“Say on, then, for we are in a hurry to get our supper; you might almost call it breakfast, as it is past midnight, only we have not been to bed yet,” the doctor remarked, looking at his watch.

“We were hard up for provisions, and, for reasons of our own, we couldn’t get away from the neighbourhood on the cars, and we couldn’t tramp it over the mountains without food,” the prisoner said.

“I wonder you didn’t strike across the frontier,” remarked the doctor.

“We had made the States too hot to hold us,” explained the prisoner, who spoke like an educated man. “We thought of being able to rig ourselves out with necessary stores from here, and then tramp to some point on the railway, where we should not be recognized. But this shed was a hard nut to crack. Night after night we’ve been round here at the business, and have always failed, until we hit on the idea of borrowing Li Hang’s coffin, and getting in here that way. The plan answered all right, but the hitch came after, for that girl with the soft voice, who is telegraph operator here, must needs dump something on the lid that I couldn’t lift off. I suppose the poor little idiot was afraid the Chinkie’s ghost might wander round in an uncomfortable fashion after dark.” And the prisoner cackled feebly at his own poor wit.

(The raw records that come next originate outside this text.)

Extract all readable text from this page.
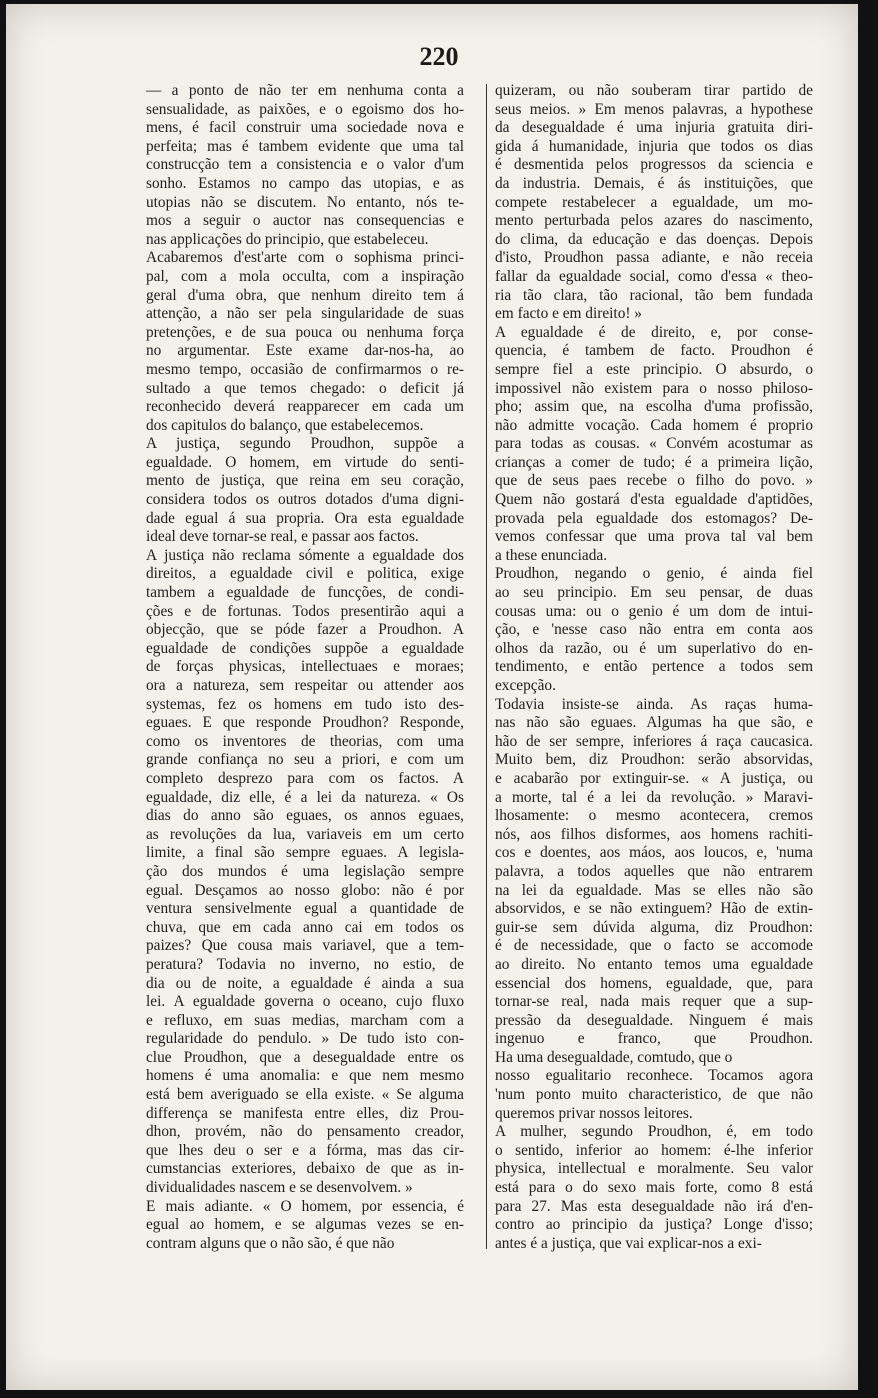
220
— a ponto de não ter em nenhuma conta a
sensualidade, as paixões, e o egoismo dos ho-
mens, é facil construir uma sociedade nova e
perfeita; mas é tambem evidente que uma tal
construcção tem a consistencia e o valor d'um
sonho. Estamos no campo das utopias, e as
utopias não se discutem. No entanto, nós te-
mos a seguir o auctor nas consequencias e
nas applicações do principio, que estabeleceu.
Acabaremos d'est'arte com o sophisma princi-
pal, com a mola occulta, com a inspiração
geral d'uma obra, que nenhum direito tem á
attenção, a não ser pela singularidade de suas
pretenções, e de sua pouca ou nenhuma força
no argumentar. Este exame dar-nos-ha, ao
mesmo tempo, occasião de confirmarmos o re-
sultado a que temos chegado: o deficit já
reconhecido deverá reapparecer em cada um
dos capitulos do balanço, que estabelecemos.
A justiça, segundo Proudhon, suppõe a
egualdade. O homem, em virtude do senti-
mento de justiça, que reina em seu coração,
considera todos os outros dotados d'uma digni-
dade egual á sua propria. Ora esta egualdade
ideal deve tornar-se real, e passar aos factos.
A justiça não reclama sómente a egualdade dos
direitos, a egualdade civil e politica, exige
tambem a egualdade de funcções, de condi-
ções e de fortunas. Todos presentirão aqui a
objecção, que se póde fazer a Proudhon. A
egualdade de condições suppõe a egualdade
de forças physicas, intellectuaes e moraes;
ora a natureza, sem respeitar ou attender aos
systemas, fez os homens em tudo isto des-
eguaes. E que responde Proudhon? Responde,
como os inventores de theorias, com uma
grande confiança no seu a priori, e com um
completo desprezo para com os factos. A
egualdade, diz elle, é a lei da natureza. « Os
dias do anno são eguaes, os annos eguaes,
as revoluções da lua, variaveis em um certo
limite, a final são sempre eguaes. A legisla-
ção dos mundos é uma legislação sempre
egual. Desçamos ao nosso globo: não é por
ventura sensivelmente egual a quantidade de
chuva, que em cada anno cai em todos os
paizes? Que cousa mais variavel, que a tem-
peratura? Todavia no inverno, no estio, de
dia ou de noite, a egualdade é ainda a sua
lei. A egualdade governa o oceano, cujo fluxo
e refluxo, em suas medias, marcham com a
regularidade do pendulo. » De tudo isto con-
clue Proudhon, que a desegualdade entre os
homens é uma anomalia: e que nem mesmo
está bem averiguado se ella existe. « Se alguma
differença se manifesta entre elles, diz Prou-
dhon, provém, não do pensamento creador,
que lhes deu o ser e a fórma, mas das cir-
cumstancias exteriores, debaixo de que as in-
dividualidades nascem e se desenvolvem. »
E mais adiante. « O homem, por essencia, é
egual ao homem, e se algumas vezes se en-
contram alguns que o não são, é que não
quizeram, ou não souberam tirar partido de
seus meios. » Em menos palavras, a hypothese
da desegualdade é uma injuria gratuita diri-
gida á humanidade, injuria que todos os dias
é desmentida pelos progressos da sciencia e
da industria. Demais, é ás instituições, que
compete restabelecer a egualdade, um mo-
mento perturbada pelos azares do nascimento,
do clima, da educação e das doenças. Depois
d'isto, Proudhon passa adiante, e não receia
fallar da egualdade social, como d'essa « theo-
ria tão clara, tão racional, tão bem fundada
em facto e em direito! »
A egualdade é de direito, e, por conse-
quencia, é tambem de facto. Proudhon é
sempre fiel a este principio. O absurdo, o
impossivel não existem para o nosso philoso-
pho; assim que, na escolha d'uma profissão,
não admitte vocação. Cada homem é proprio
para todas as cousas. « Convém acostumar as
crianças a comer de tudo; é a primeira lição,
que de seus paes recebe o filho do povo. »
Quem não gostará d'esta egualdade d'aptidões,
provada pela egualdade dos estomagos? De-
vemos confessar que uma prova tal val bem
a these enunciada.
Proudhon, negando o genio, é ainda fiel
ao seu principio. Em seu pensar, de duas
cousas uma: ou o genio é um dom de intui-
ção, e 'nesse caso não entra em conta aos
olhos da razão, ou é um superlativo do en-
tendimento, e então pertence a todos sem
excepção.
Todavia insiste-se ainda. As raças huma-
nas não são eguaes. Algumas ha que são, e
hão de ser sempre, inferiores á raça caucasica.
Muito bem, diz Proudhon: serão absorvidas,
e acabarão por extinguir-se. « A justiça, ou
a morte, tal é a lei da revolução. » Maravi-
lhosamente: o mesmo acontecera, cremos
nós, aos filhos disformes, aos homens rachiti-
cos e doentes, aos máos, aos loucos, e, 'numa
palavra, a todos aquelles que não entrarem
na lei da egualdade. Mas se elles não são
absorvidos, e se não extinguem? Hão de extin-
guir-se sem dúvida alguma, diz Proudhon:
é de necessidade, que o facto se accomode
ao direito. No entanto temos uma egualdade
essencial dos homens, egualdade, que, para
tornar-se real, nada mais requer que a sup-
pressão da desegualdade. Ninguem é mais
ingenuo e franco, que Proudhon.
Ha uma desegualdade, comtudo, que o
nosso egualitario reconhece. Tocamos agora
'num ponto muito characteristico, de que não
queremos privar nossos leitores.
A mulher, segundo Proudhon, é, em todo
o sentido, inferior ao homem: é-lhe inferior
physica, intellectual e moralmente. Seu valor
está para o do sexo mais forte, como 8 está
para 27. Mas esta desegualdade não irá d'en-
contro ao principio da justiça? Longe d'isso;
antes é a justiça, que vai explicar-nos a exi-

“Your companions, where are they?” asked the doctor.

“Oh, clear away by this time; you won’t catch them, so you need not expect it.”

“Well, we’ve got you, and that is better than nothing,” the doctor remarked cheerfully. Then he went on, with a look at his companions, “Now I think we will go and get some supper, and leave this gentleman to meditation a little longer. It may lead him to reflect on how much easier it is to get into a coffin, than it is to get out again.”

The men all tramped out of the shed at this, the doctor locked the door, put the key carefully in his breast-pocket, then they all went off to Mrs. Trip’s bright, clean kitchen to get some food, and discuss what was best to be done.

“I know who that fellow is!” exclaimed the miner who had spoken of the prisoner’s voice as being familiar. “It is that Dick Brunsen, who swindled the syndicate with that faked copper-vein. I guess if some of the fellows he made dupes of got to understand about his being here, you would have hard work to protect him, doctor.”

“Then they must not know that he is here, for we don’t want any Judge Lynch on this side of the border; it is not the States, you know,” the doctor replied, with a trifle of sternness in his tone.